Il rimpianto è che sarebbe potuta andare diversamente, ma mi cullo nell’illusione che non sarebbe stato sempre come miticizzo nella mia mente. La realtà mette di fronte ostacoli di quotidianità duri da superare senza lasciar qualcosa per strada. Quindi, paradossalmente, la nostra storia potrebbe essere ancora più bella perchè finita.”
“Sono felice che tu lo pensi… per quel che può valere, i rimpianti li ho anch’io, ma sono felice per quel che c’è stato e lo tengo stretto fra i miei ricordi.
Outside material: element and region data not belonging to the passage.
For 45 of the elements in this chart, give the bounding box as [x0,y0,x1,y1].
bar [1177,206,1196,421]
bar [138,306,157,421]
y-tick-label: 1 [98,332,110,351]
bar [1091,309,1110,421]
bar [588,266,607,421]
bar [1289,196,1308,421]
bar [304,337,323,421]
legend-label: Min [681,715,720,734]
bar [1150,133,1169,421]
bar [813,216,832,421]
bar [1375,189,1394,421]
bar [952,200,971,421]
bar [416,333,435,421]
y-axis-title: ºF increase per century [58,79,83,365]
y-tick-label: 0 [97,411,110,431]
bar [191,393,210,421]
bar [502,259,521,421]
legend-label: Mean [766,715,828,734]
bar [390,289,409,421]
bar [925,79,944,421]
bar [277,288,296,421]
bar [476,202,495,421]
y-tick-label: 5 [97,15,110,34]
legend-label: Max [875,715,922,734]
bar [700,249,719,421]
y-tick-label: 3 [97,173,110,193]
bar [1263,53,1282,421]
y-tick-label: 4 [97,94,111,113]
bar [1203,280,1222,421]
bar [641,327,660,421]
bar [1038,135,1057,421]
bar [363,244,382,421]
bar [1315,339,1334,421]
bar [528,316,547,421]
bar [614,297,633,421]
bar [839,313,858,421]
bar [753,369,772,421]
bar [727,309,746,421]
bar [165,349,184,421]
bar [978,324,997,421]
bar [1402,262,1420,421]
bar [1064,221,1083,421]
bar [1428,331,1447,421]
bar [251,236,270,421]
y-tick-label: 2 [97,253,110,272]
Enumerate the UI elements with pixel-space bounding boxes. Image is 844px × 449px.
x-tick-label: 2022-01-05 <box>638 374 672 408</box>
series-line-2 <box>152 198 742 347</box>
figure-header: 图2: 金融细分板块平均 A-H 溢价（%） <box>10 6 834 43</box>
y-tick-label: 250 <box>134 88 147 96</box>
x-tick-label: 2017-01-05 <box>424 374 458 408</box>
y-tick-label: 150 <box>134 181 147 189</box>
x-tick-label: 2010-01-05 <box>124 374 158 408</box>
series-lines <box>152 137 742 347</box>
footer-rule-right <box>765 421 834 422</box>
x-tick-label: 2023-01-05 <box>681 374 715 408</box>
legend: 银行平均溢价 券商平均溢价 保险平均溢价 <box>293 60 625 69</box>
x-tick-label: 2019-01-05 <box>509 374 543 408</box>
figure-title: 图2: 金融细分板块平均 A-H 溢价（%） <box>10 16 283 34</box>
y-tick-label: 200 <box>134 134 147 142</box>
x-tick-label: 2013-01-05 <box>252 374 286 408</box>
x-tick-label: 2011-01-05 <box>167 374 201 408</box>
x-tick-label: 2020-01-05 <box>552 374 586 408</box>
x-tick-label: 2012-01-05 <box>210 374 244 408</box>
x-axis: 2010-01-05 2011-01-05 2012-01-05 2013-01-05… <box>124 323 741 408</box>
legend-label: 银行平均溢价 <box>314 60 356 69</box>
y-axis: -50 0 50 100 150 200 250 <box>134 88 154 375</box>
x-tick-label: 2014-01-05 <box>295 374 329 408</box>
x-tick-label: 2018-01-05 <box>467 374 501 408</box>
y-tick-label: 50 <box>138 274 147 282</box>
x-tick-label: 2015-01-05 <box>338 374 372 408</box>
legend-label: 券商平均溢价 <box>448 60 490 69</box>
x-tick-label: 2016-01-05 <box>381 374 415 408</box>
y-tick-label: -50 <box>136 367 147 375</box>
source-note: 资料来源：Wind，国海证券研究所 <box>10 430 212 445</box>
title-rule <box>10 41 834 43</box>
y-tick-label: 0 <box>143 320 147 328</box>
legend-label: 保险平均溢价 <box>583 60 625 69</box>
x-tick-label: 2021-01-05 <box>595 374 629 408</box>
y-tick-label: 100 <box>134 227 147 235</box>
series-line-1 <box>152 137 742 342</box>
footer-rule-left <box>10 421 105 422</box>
Lì siamo ancora felici.”
Si alzò, e si strinsero in un interminabile abbraccio.
La voce nell’altoparlante avvisò l’arrivo a breve di un nuovo treno.
Guardò le lancette dell’orologio, 11.04.
“Devo andare, tua figlia sarà nel mio ufficio fra poche ore…”
“Ricorda…”
“Si, sarò muta come un pesce con lei, lo sai!”
“…che rimarrai per sempre la mia Regina. Trattami bene la mia principessa, buon viaggio.”

La vide salire sul treno che l’avrebbe riportata nella grande città, senza vederle le lacrime che le rigavano il viso. Correva verso il suo ufficio in cui c’era ad attenderla sua figlia, ignara di tutto e desiderosa solo di vedere materializzato il sogno di diventare finalmente una scrittrice.

Quando il treno sparì dalla sua vista si risedette sulla panchina, con lo sguardo perso negli intrecciati meandri della sua mente. Finalmente l’aveva rivista! Forse era cambiata, ma se così era non l’aveva notato. Anzi, ora che ci pensava era convinto di aver parlato con la ragazza che aveva conosciuto oltre trent’anni prima. Strana la vita… come poteva essere così desideroso di vederla e allo stesso tempo tanto innamorato di sua moglie? Quella meravigliosa donna che le aveva dato due figli, di cui uno stava andando a conoscere colei che avrebbe potuto essere sua madre.
Fosse stato per lui di certo lo sarebbe stata…come avrebbe aiutato Anna a pubblicare il suo libro perché avrebbe dovuto essere uno scrittore famoso e rispettato.
Che casino! Aveva mancato uno dopo l’altro i suoi obiettivi, pregustandone il sapore per poi digerirne solo l’amaro gusto del fallimento. Una vita passata a sognarsi protagonista e a risvegliarsi comprimario, una riserva fra i titolari che campaggiavano nello scenario delle sue aspirazioni.
Resistette alla tentazione di sprofondare nell’angoscia…poi il suo sguardo ritrovò la realtà e finalmente sorrise a se stesso.
Aveva lottato come meglio poteva per conquistare le proprie ambizioni: molte non le aveva raggiunte, ma sarebbe stato peggio non averci nemmeno provato!
In fondo era sempre meglio una vita in panchina, pronti ad entrare in campo, che rinunciare a giocare.

2 commenti»

  gensi ha scritto @

bello, fitto, assolutamente limitato dal “concorso”. È evidente come questo racconto sia un “pezzetto di”…i personaggi hanno molto più spessore…e potrebbe essere tranquillamente l’inizio ma anche la fine di un racconto molto più corposo. Inoltre ho apprezzato che la panchina, in questo caso, non sia stata vista solo come un oggetto ma in maniera molto più metaforica.

  marcoslug ha scritto @

Secondo me questo racconto è una piccola perla. Una storia che è riuscita a toccarmi sin dall’inizio.